Dazu will die Kommissionspräsidentin Ursula von der Leyen ein Netto-Null-Industrie-Gesetz vorschlagen. „Dieses Gesetz wird den Schwerpunkt auf Schlüsseltechnologien für den Übergang zur Emissionsfreiheit legen. Es wird Kapazitätsziele für 2030 festlegen. Es wird die Genehmigung von Mehrländerprojekten beschleunigen und Anreize für solche Projekte schaffen,“ so von der Leyen. Zudem wird ein Rohstoffgesetz vorgeschlagen, damit die Rohstoff-Gewinnung in der EU, die Verarbeitung und das Recycling sowie die Suche nach biobasierten Alternativen erleichtert wird.
Strom ist neben Rohstoffen das zweite Kernelement, das die Industrie für ihre Wettbewerbsfähigkeit braucht. Deshalb soll im März ein Reformvorschlag für die Gestaltung des Strommarkts vorgestellt werden.

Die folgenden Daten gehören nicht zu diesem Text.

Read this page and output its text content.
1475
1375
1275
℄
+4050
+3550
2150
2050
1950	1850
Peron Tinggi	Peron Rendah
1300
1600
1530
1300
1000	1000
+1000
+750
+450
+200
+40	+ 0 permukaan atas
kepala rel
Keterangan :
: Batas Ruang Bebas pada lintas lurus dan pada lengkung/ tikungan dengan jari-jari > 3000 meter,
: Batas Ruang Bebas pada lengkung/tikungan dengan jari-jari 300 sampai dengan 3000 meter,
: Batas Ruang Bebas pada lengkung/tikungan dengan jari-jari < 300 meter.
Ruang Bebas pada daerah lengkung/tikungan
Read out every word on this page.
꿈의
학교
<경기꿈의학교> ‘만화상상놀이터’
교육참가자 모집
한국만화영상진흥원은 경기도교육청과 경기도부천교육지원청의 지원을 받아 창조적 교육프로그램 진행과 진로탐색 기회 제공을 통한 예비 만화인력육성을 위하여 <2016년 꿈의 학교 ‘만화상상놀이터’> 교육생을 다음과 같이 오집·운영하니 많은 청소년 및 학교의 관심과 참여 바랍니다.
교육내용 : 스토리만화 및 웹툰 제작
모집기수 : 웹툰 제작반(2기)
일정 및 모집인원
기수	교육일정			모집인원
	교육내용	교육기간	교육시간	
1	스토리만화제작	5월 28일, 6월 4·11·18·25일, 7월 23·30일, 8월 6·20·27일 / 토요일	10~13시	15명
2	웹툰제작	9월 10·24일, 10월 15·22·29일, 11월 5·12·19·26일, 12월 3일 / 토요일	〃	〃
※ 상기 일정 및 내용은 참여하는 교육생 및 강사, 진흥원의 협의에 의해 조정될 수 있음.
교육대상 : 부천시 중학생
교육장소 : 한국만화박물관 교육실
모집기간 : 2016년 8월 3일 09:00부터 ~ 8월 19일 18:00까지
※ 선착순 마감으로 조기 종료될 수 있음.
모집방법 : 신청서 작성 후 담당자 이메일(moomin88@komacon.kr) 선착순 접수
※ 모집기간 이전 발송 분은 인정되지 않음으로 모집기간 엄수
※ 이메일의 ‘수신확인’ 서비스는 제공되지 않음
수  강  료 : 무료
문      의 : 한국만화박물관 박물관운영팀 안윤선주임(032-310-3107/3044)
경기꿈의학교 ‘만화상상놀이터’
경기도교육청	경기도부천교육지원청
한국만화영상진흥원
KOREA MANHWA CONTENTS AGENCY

Die EU-Kommission will es den Mitgliedsstaaten erleichtern, für den grünen Wandel erforderliche Beihilfen zu gewähren. Um dies zu beschleunigen, wird die Kommission die Mitgliedstaaten zu einem geänderten Vorübergehenden Krisen- und Übergangsrahmen für staatliche Beihilfen konsultieren und die Allgemeine Gruppenfreistellungsverordnung im Hinblick auf den Green Deal überarbeiten. So soll etwa die Anmeldeschwelle für die Förderung grüner Investitionen erhöht werden. Auch ist vorgesehen, die Genehmigung von Projekten im Zusammenhang mit IPCEI (Important Projects of Common European Interest) und den Zugang zu bestehenden EU-Fonds erleichtern.

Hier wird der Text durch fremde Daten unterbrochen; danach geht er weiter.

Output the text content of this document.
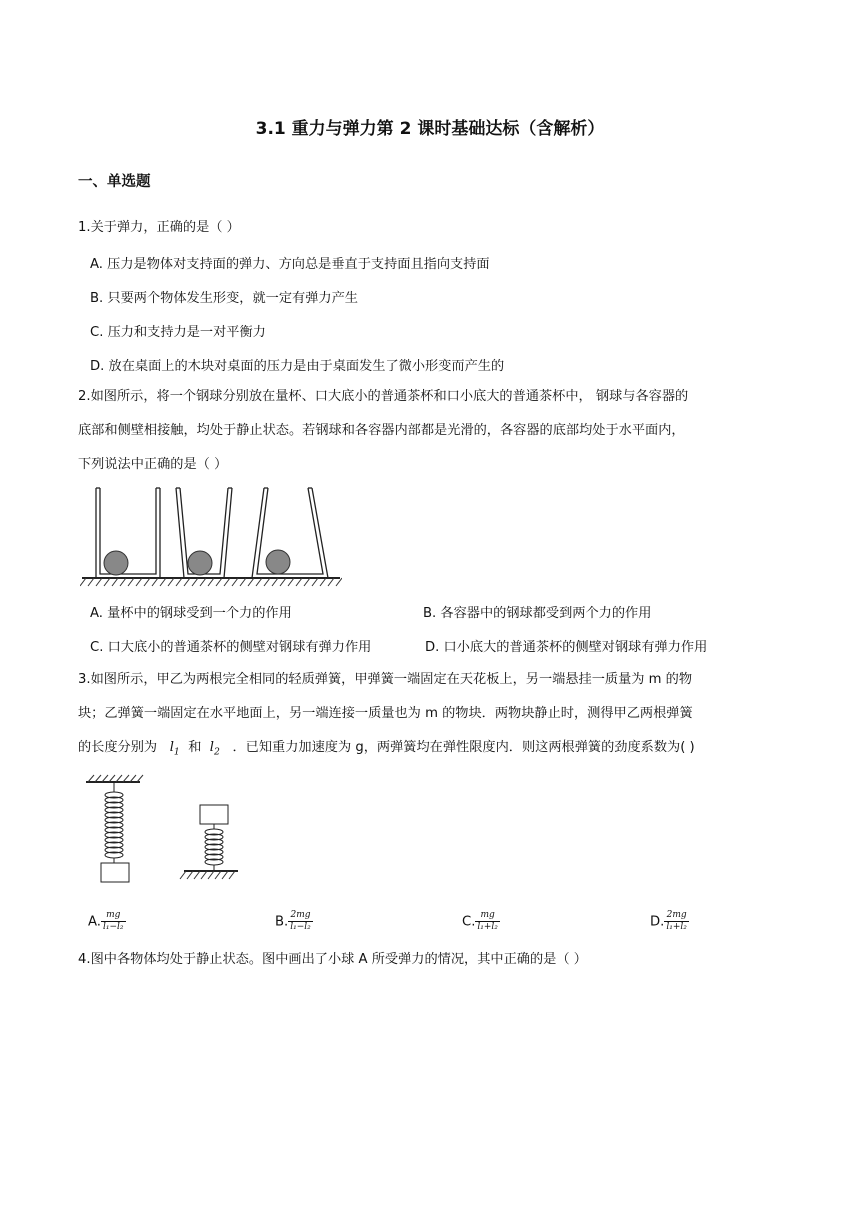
3.1 重力与弹力第 2 课时基础达标（含解析）
一、单选题
1.关于弹力，正确的是（ ）
A. 压力是物体对支持面的弹力、方向总是垂直于支持面且指向支持面
B. 只要两个物体发生形变，就一定有弹力产生
C. 压力和支持力是一对平衡力
D. 放在桌面上的木块对桌面的压力是由于桌面发生了微小形变而产生的
2.如图所示，将一个钢球分别放在量杯、口大底小的普通茶杯和口小底大的普通茶杯中， 钢球与各容器的
底部和侧壁相接触，均处于静止状态。若钢球和各容器内部都是光滑的，各容器的底部均处于水平面内，
下列说法中正确的是（ ）
A. 量杯中的钢球受到一个力的作用	B. 各容器中的钢球都受到两个力的作用
C. 口大底小的普通茶杯的侧壁对钢球有弹力作用	D. 口小底大的普通茶杯的侧壁对钢球有弹力作用
3.如图所示，甲乙为两根完全相同的轻质弹簧，甲弹簧一端固定在天花板上，另一端悬挂一质量为 m 的物
块；乙弹簧一端固定在水平地面上，另一端连接一质量也为 m 的物块．两物块静止时，测得甲乙两根弹簧
的长度分别为 $l_1$ 和 $l_2$ ．已知重力加速度为 g，两弹簧均在弹性限度内．则这两根弹簧的劲度系数为( )
A. $\frac{mg}{\text{l₁−l₂}}$	B. $\frac{2mg}{\text{l₁−l₂}}$	C. $\frac{mg}{\text{l₁+l₂}}$	D. $\frac{2mg}{\text{l₁+l₂}}$
4.图中各物体均处于静止状态。图中画出了小球 A 所受弹力的情况，其中正确的是（ ）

Die Kommission will den EU-Binnenmarkt auch vor unfairem Handel im Bereich der sauberen Technologien schützen und ihre Instrumente einsetzen, um sicherzustellen, dass ausländische Subventionen den Wettbewerb im Binnenmarkt nicht verzerren. Bleibt abzuwarten, ob diese Politik für eine prosperierende Enwicklung auf dem Zukunftsfeld "grüner" Industrien in der EU im Wettbewerb mit China und den USA ausreicht.